Astrakhantsev and his team argue that “a vast majority of real-world optimization problems can be to some accuracy formulated as binary-variable optimization, just like the one we are solving.” To illustrate that, they created an example with functional representation of a problem of investment into technologies to minimize CO2 emissions.
“The ‘standard’ mode... brings awareness of complexity of optimization problems in the presence of many variables and... illustrates the ability of quantum computing to address these problems. The ‘cooperative’ mode serves to show that even though the current hardware cannot be directly applied to real-world problems yet, with some simplification and approximation one still already can do it.”
Alberto Colombo, a PhD student at The Polytechnic University of Milan, took the team's lead in actually working with IonQ's hardware. Though new to the platform, Colombo was able to make use of it rapidly enough to help secure his team's win.
“...We used the Qiskit/Python setup on the Azure server,” Colombo says. “Starting with it has been pretty straightforward, since in principle it only required that we substitute IBM credentials with Microsoft ones and to set up the right IonQ backend. This has been a major benefit since we had no experience with Q# or similar languages and being able to code in Python has been incredibly useful especially given our time constraint.
“In the end, we had a tiny exposure to the real hardware, partially due to the choice of using a moderately expansive routine as QAOA, whose optimization step requires multiple evaluation alternated by classical gradient descent. Despite this fact, we had a lot of fun and excitement in using a novel quantum technology as trapped ions (we only had previous exposure with superconducting QPUs) and we look forward to exploiting it more in the future.”
Three members of the team just happened to all be visiting a campus of the Technical University of Munich during the hackathon. Once they realized this, they were able to meet in person, strengthening the team’s cohesion. Reinis Irmejs and Vasilii Bokov, both masters students at the Max Planck Institute for Quantum Optics, and Tom Westerhout, a PhD student at Radbound University, completed the team.
“Tom Westerhout is a born scientific computing software engineer and he built the game’s skeleton,” Astrakhantsev recalled. “We, with Alberto, worked on the hardware and implementation of the QAOA algorithm. Reinis prepared the presentation and tailored the CO2 emissions reduction example, while Vasilii worked a lot on the repository and the manuscript explaining our work. It was a pleasure for me to work with them.”
Prizes to the winning team included trophies, Visa gift cards, and new reputations as extremely agile and creative quantum creators.

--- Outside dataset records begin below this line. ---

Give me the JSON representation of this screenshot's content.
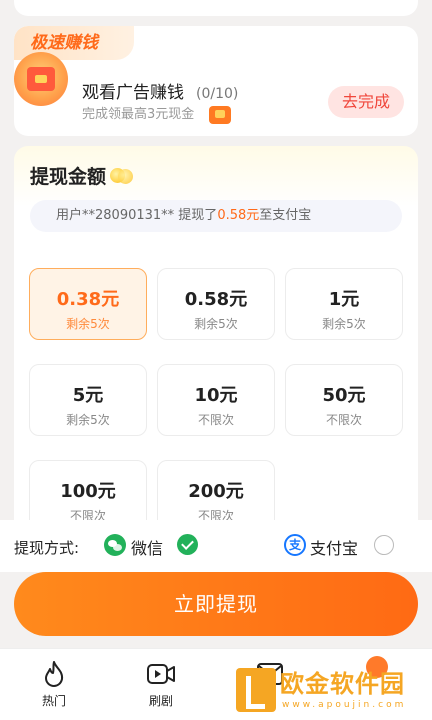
{
  "speed_earn": {
    "tag": "极速赚钱",
    "task": {
      "title": "观看广告赚钱",
      "progress": "(0/10)",
      "description": "完成领最高3元现金",
      "action_label": "去完成"
    }
  },
  "withdraw": {
    "title": "提现金额",
    "ticker": {
      "prefix": "用户**28090131** 提现了",
      "amount": "0.58元",
      "suffix": "至支付宝"
    },
    "options": [
      {
        "amount": "0.38元",
        "remaining": "剩余5次",
        "selected": true
      },
      {
        "amount": "0.58元",
        "remaining": "剩余5次",
        "selected": false
      },
      {
        "amount": "1元",
        "remaining": "剩余5次",
        "selected": false
      },
      {
        "amount": "5元",
        "remaining": "剩余5次",
        "selected": false
      },
      {
        "amount": "10元",
        "remaining": "不限次",
        "selected": false
      },
      {
        "amount": "50元",
        "remaining": "不限次",
        "selected": false
      },
      {
        "amount": "100元",
        "remaining": "不限次",
        "selected": false
      },
      {
        "amount": "200元",
        "remaining": "不限次",
        "selected": false
      }
    ]
  },
  "method": {
    "label": "提现方式:",
    "wechat": {
      "label": "微信",
      "selected": true,
      "icon": "wechat-icon"
    },
    "alipay": {
      "label": "支付宝",
      "selected": false,
      "icon": "alipay-icon"
    }
  },
  "submit_label": "立即提现",
  "nav": [
    {
      "label": "热门",
      "icon": "flame-icon"
    },
    {
      "label": "刷剧",
      "icon": "video-icon"
    }
  ],
  "watermark": {
    "text": "欧金软件园",
    "url": "www.apoujin.com"
  },
  "colors": {
    "accent": "#ff6a1a",
    "wechat": "#22b15a",
    "alipay": "#1677ff"
  }
}
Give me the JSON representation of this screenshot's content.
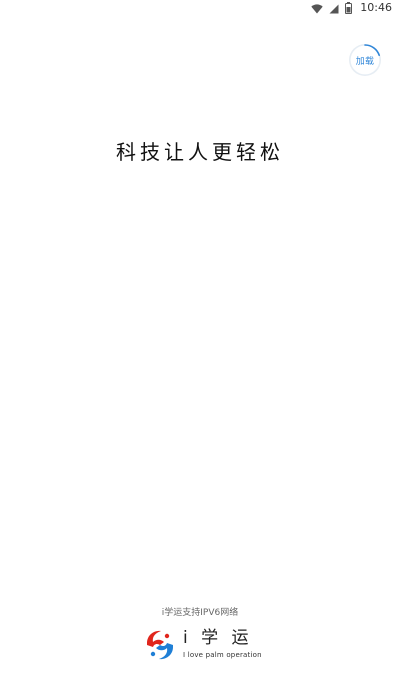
{
  "status_bar": {
    "time": "10:46",
    "icons": [
      "wifi-icon",
      "signal-icon",
      "battery-icon"
    ]
  },
  "loading_badge": {
    "label": "加载"
  },
  "splash": {
    "slogan": "科技让人更轻松"
  },
  "footer": {
    "network_note": "i学运支持IPV6网络",
    "brand_name": "i 学 运",
    "brand_tagline": "I love palm operation"
  },
  "colors": {
    "background": "#ffffff",
    "accent_blue": "#2f86d8",
    "logo_red": "#e0261d",
    "logo_blue": "#1f7fd6"
  }
}
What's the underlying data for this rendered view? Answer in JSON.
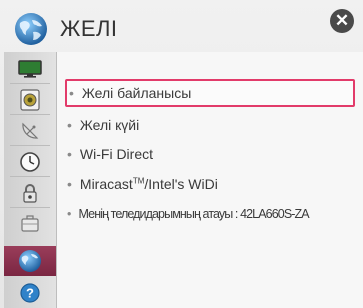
{
  "header": {
    "title": "ЖЕЛІ",
    "close_label": "✕"
  },
  "sidebar": {
    "items": [
      {
        "icon": "monitor-icon"
      },
      {
        "icon": "speaker-icon"
      },
      {
        "icon": "satellite-dish-icon"
      },
      {
        "icon": "clock-icon"
      },
      {
        "icon": "lock-icon"
      },
      {
        "icon": "briefcase-icon"
      },
      {
        "icon": "globe-icon",
        "active": true
      },
      {
        "icon": "help-icon"
      }
    ]
  },
  "menu": {
    "items": [
      {
        "label": "Желі байланысы",
        "selected": true
      },
      {
        "label": "Желі күйі"
      },
      {
        "label": "Wi-Fi Direct"
      },
      {
        "label_prefix": "Miracast",
        "label_sup": "TM",
        "label_suffix": "/Intel's WiDi"
      },
      {
        "label": "Менің теледидарымның атауы : 42LA660S-ZA"
      }
    ]
  },
  "colors": {
    "accent": "#e23b6a",
    "active_sidebar": "#8a3050"
  }
}
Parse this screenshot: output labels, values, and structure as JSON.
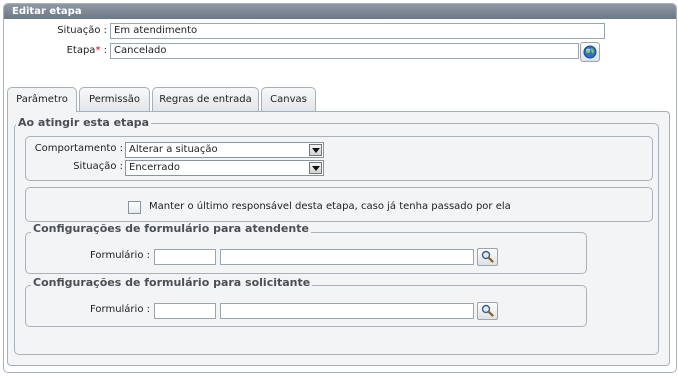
{
  "window": {
    "title": "Editar etapa"
  },
  "top_form": {
    "situacao_label": "Situação :",
    "situacao_value": "Em atendimento",
    "etapa_label": "Etapa",
    "etapa_required": "*",
    "etapa_suffix": " :",
    "etapa_value": "Cancelado",
    "globe_icon": "globe-icon"
  },
  "tabs": [
    {
      "label": "Parâmetro",
      "active": true
    },
    {
      "label": "Permissão",
      "active": false
    },
    {
      "label": "Regras de entrada",
      "active": false
    },
    {
      "label": "Canvas",
      "active": false
    }
  ],
  "main": {
    "group_title": "Ao atingir esta etapa",
    "comportamento_label": "Comportamento :",
    "comportamento_value": "Alterar a situação",
    "situacao_label": "Situação :",
    "situacao_value": "Encerrado",
    "manter_label": "Manter o último responsável desta etapa, caso já tenha passado por ela",
    "manter_checked": false,
    "atendente": {
      "title": "Configurações de formulário para atendente",
      "formulario_label": "Formulário :",
      "code_value": "",
      "name_value": ""
    },
    "solicitante": {
      "title": "Configurações de formulário para solicitante",
      "formulario_label": "Formulário :",
      "code_value": "",
      "name_value": ""
    },
    "search_icon": "search-icon"
  },
  "colors": {
    "header": "#7d8894",
    "accent_blue": "#2f6fc4",
    "required": "#d40000"
  }
}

When asked if he planned to continue working in quantum, Astrakhantsev explained that he has worked mostly with classical computing in the past but sees himself moving further into a quantum direction. He is already working on his next quantum project, an implementation of VQE (variational quantum eigensolver, a type of hybrid quantum/classical algorithm).
He would like his career to include quantum computing after completing his PhD. “Either in academia as a postdoc or in a company as a researcher,” Astrakhantsev says, “I feel like this field has a lot in it in terms of fundamental science, mathematics and use for industry and technology.”